Panel members were also concerned about the wisdom of informing NSF when the situation was still very much in flux. “We have strict rules limiting who has access to the information” once an allegation is reported and an investigation is launched, noted Jeanne VanBriesen, an engineering professor at Carnegie Mellon University in Pittsburgh, Pennsylvania. “So, reporting it to a third party, in this case, NSF, is a matter of some discomfort.”
Davis said NSF recognizes the need to keep such information confidential. “The reports come into a secure portal, and only our office and the general counsel’s office have access to it,” Davis explained. Agency program managers are told if the university has taken administrative action against a grantee whose research they are overseeing, she adds. “But it’s only for the purpose of deciding if the PI can still carry out the work,” Davis says. “They are not given any information about the allegation.”
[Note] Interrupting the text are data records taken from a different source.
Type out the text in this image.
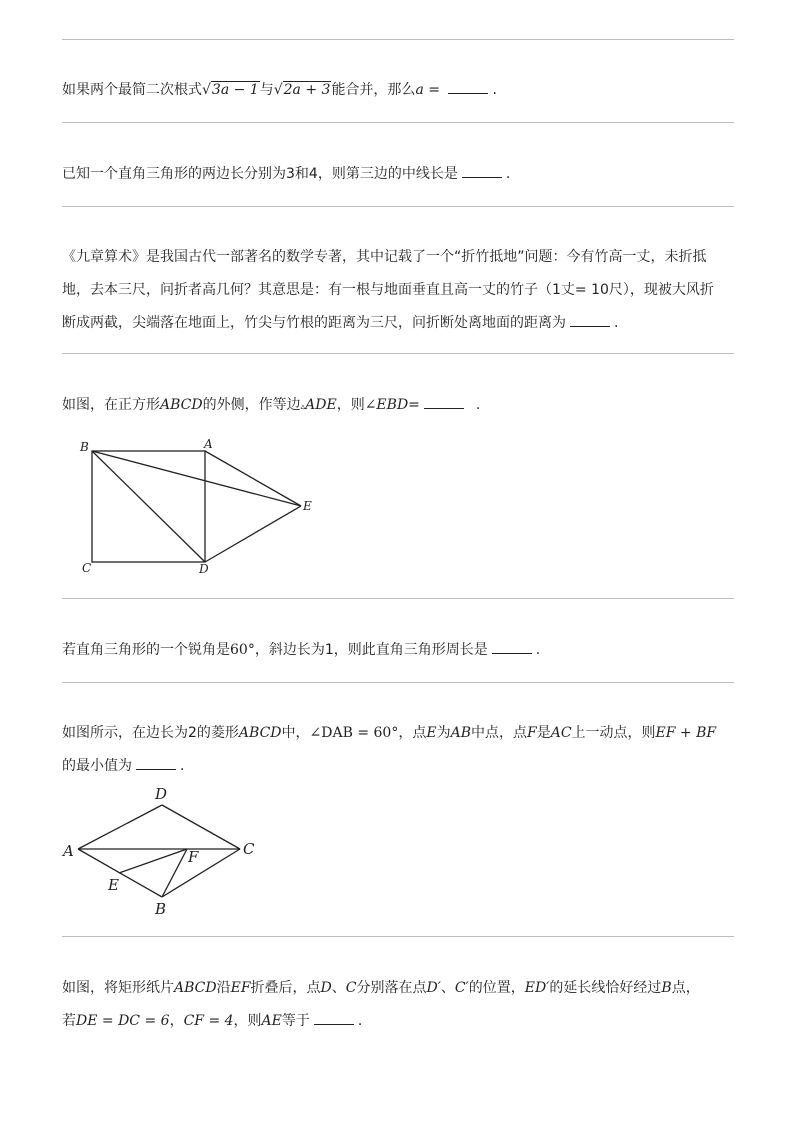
如果两个最简二次根式√3a − 1与√2a + 3能合并，那么a =	.
已知一个直角三角形的两边长分别为3和4，则第三边的中线长是	.
《九章算术》是我国古代一部著名的数学专著，其中记载了一个“折竹抵地”问题：今有竹高一丈，未折抵
地，去本三尺，问折者高几何？其意思是：有一根与地面垂直且高一丈的竹子（1丈= 10尺），现被大风折
断成两截，尖端落在地面上，竹尖与竹根的距离为三尺，问折断处离地面的距离为	.
如图，在正方形ABCD的外侧，作等边▵ADE，则∠EBD=	.
B	A
E
C	D
若直角三角形的一个锐角是60°，斜边长为1，则此直角三角形周长是	.
如图所示，在边长为2的菱形ABCD中，∠DAB = 60°，点E为AB中点，点F是AC上一动点，则EF + BF
的最小值为	.
D
A	C
F
E
B
如图，将矩形纸片ABCD沿EF折叠后，点D、C分别落在点D′、C′的位置，ED′的延长线恰好经过B点，
若DE = DC = 6，CF = 4，则AE等于	.
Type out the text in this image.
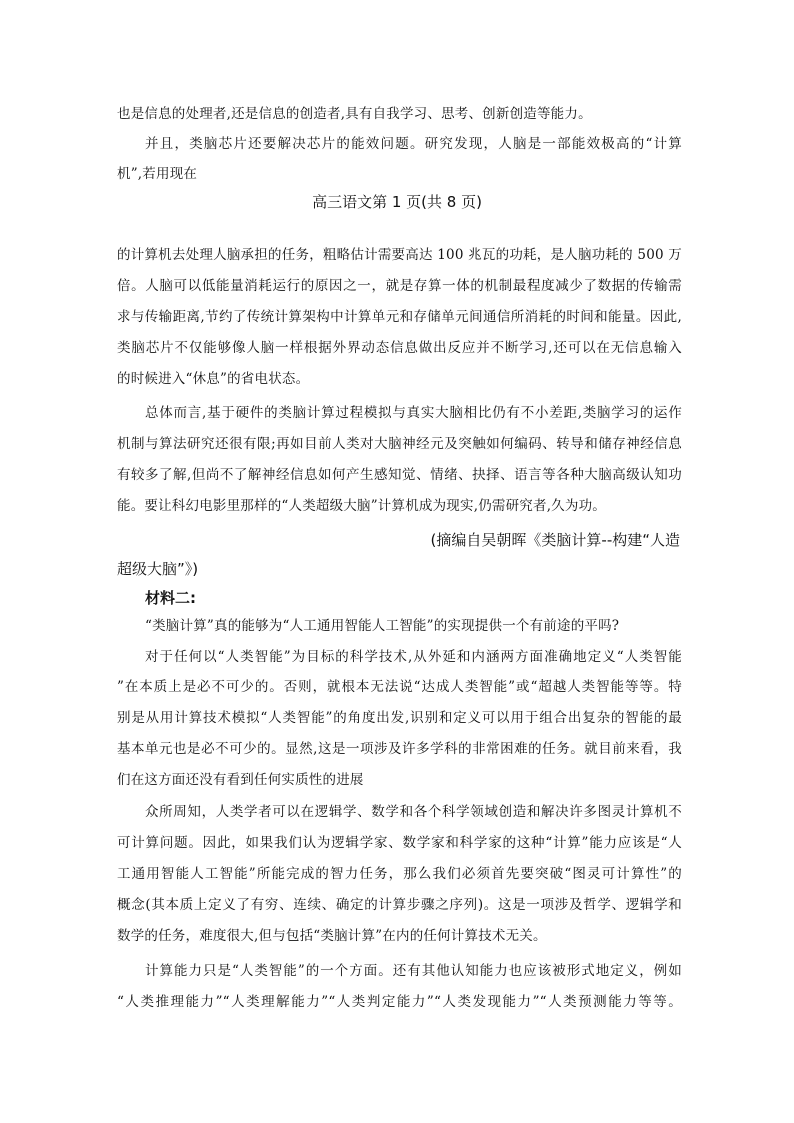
也是信息的处理者,还是信息的创造者,具有自我学习、思考、创新创造等能力。
并且，类脑芯片还要解决芯片的能效问题。研究发现，人脑是一部能效极高的“计算
机”,若用现在
高三语文第 1 页(共 8 页)
的计算机去处理人脑承担的任务，粗略估计需要高达 100 兆瓦的功耗，是人脑功耗的 500 万
倍。人脑可以低能量消耗运行的原因之一，就是存算一体的机制最程度减少了数据的传输需
求与传输距离,节约了传统计算架构中计算单元和存储单元间通信所消耗的时间和能量。因此,
类脑芯片不仅能够像人脑一样根据外界动态信息做出反应并不断学习,还可以在无信息输入
的时候进入“休息”的省电状态。
总体而言,基于硬件的类脑计算过程模拟与真实大脑相比仍有不小差距,类脑学习的运作
机制与算法研究还很有限;再如目前人类对大脑神经元及突触如何编码、转导和储存神经信息
有较多了解,但尚不了解神经信息如何产生感知觉、情绪、抉择、语言等各种大脑高级认知功
能。要让科幻电影里那样的“人类超级大脑”计算机成为现实,仍需研究者,久为功。
(摘编自吴朝晖《类脑计算--构建“人造
超级大脑”》)
材料二:
“类脑计算”真的能够为“人工通用智能人工智能”的实现提供一个有前途的平吗?
对于任何以“人类智能”为目标的科学技术,从外延和内涵两方面准确地定义“人类智能
”在本质上是必不可少的。否则，就根本无法说“达成人类智能”或“超越人类智能等等。特
别是从用计算技术模拟“人类智能”的角度出发,识别和定义可以用于组合出复杂的智能的最
基本单元也是必不可少的。显然,这是一项涉及许多学科的非常困难的任务。就目前来看，我
们在这方面还没有看到任何实质性的进展
众所周知，人类学者可以在逻辑学、数学和各个科学领域创造和解决许多图灵计算机不
可计算问题。因此，如果我们认为逻辑学家、数学家和科学家的这种“计算”能力应该是“人
工通用智能人工智能”所能完成的智力任务，那么我们必须首先要突破“图灵可计算性”的
概念(其本质上定义了有穷、连续、确定的计算步骤之序列)。这是一项涉及哲学、逻辑学和
数学的任务，难度很大,但与包括“类脑计算”在内的任何计算技术无关。
计算能力只是“人类智能”的一个方面。还有其他认知能力也应该被形式地定义，例如
“人类推理能力”“人类理解能力”“人类判定能力”“人类发现能力”“人类预测能力等等。
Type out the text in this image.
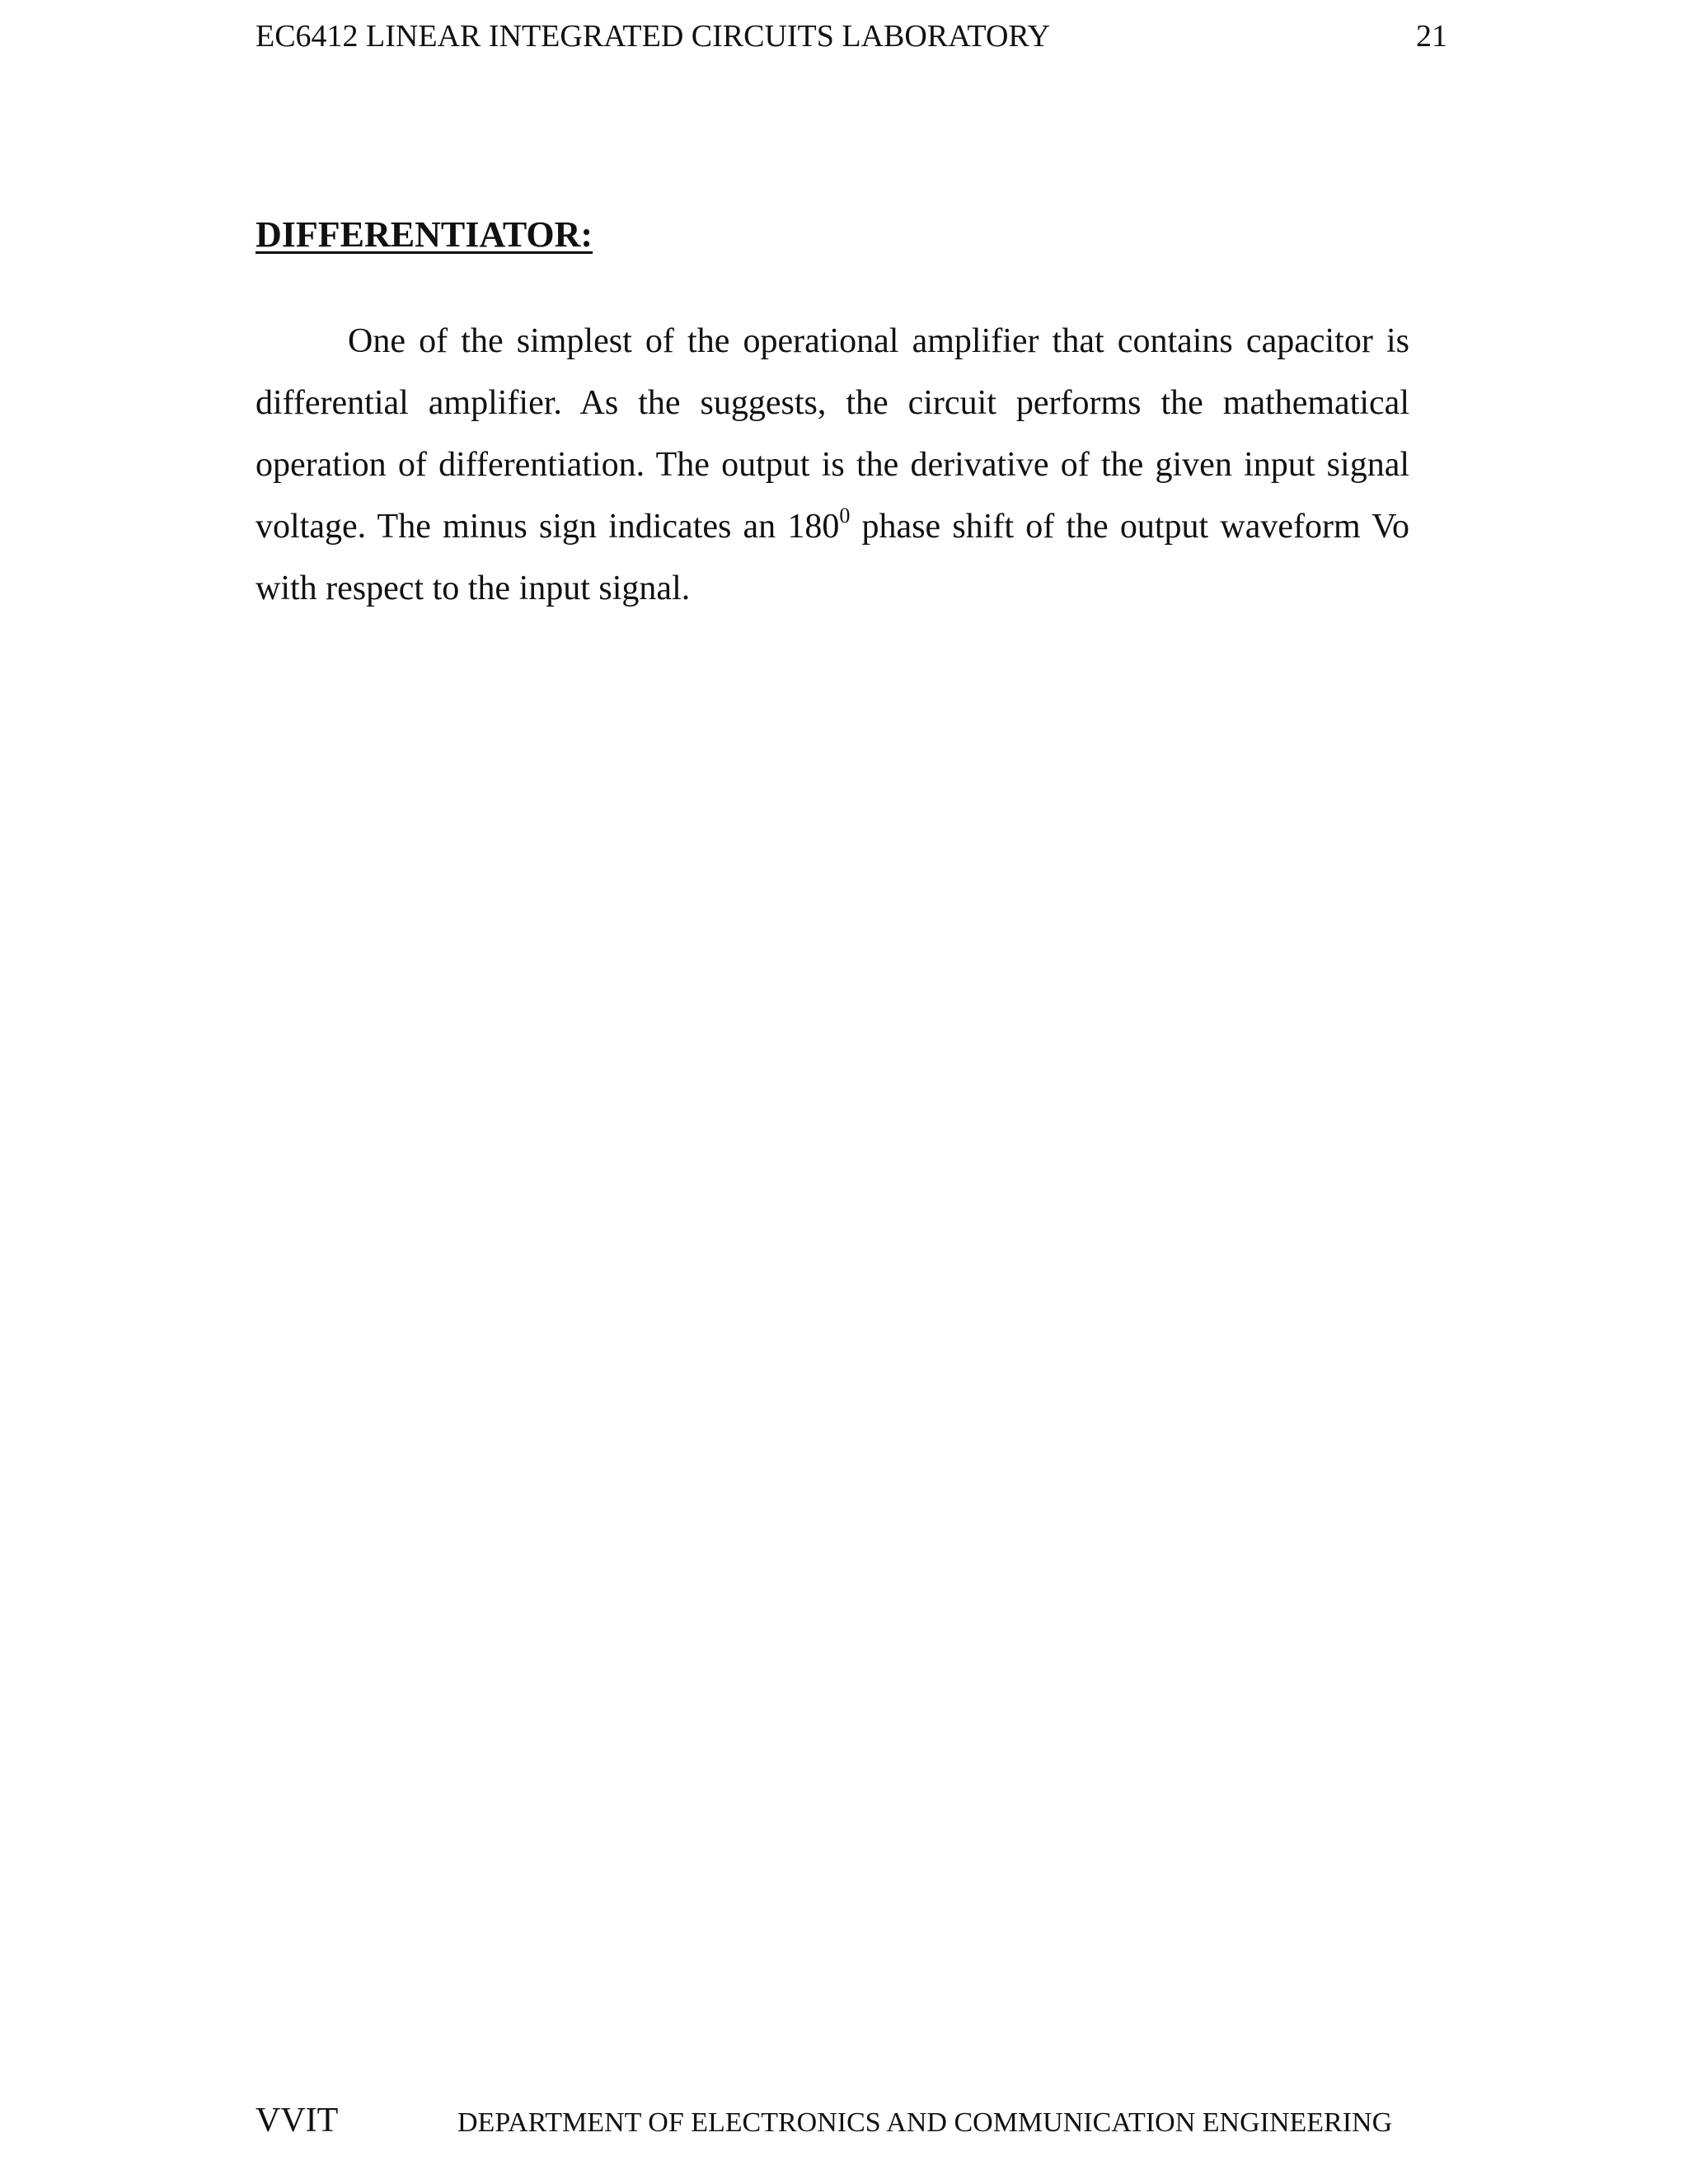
EC6412 LINEAR INTEGRATED CIRCUITS LABORATORY	21
DIFFERENTIATOR:

One of the simplest of the operational amplifier that contains capacitor is differential amplifier. As the suggests, the circuit performs the mathematical operation of differentiation. The output is the derivative of the given input signal voltage. The minus sign indicates an $180^0$ phase shift of the output waveform Vo with respect to the input signal.

VVIT	DEPARTMENT OF ELECTRONICS AND COMMUNICATION ENGINEERING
Washington suggested universities might decide not to tell NSF if the researcher under scrutiny had lots of funding from the agency. “I’d be willing to bet that you’re not hearing from everybody,” he told Davis.
Davis said she welcomed the feedback. “We want to know if you think we’re doing more harm than good,” she told the committee. And panelist Leah Jamieson of Purdue University in West Lafayette, Indiana, said the idea any institution would “act differently for high-flyers is, frankly, repulsive.”
Several members said NSF needs to do a better job of informing the community about the new policy. “It’s been a year, but many of us are still confused about when to report,” Washington told Davis.
At the same time, committee members acknowledged NSF faced a major challenge in crafting a policy that would address every case of alleged harassment at every NSF-funded institution. “There is no definitive answer,” says Darryll Pines, chair of the advisory committee and dean of engineering at the University of Maryland in College Park. “I have been dean for 10 years, and every situation is unique and different.”
*Clarification, 31 October, 11:55 a.m.: This story has been revised to clarify the purpose of NSF’s new policy and what institutions are required to do.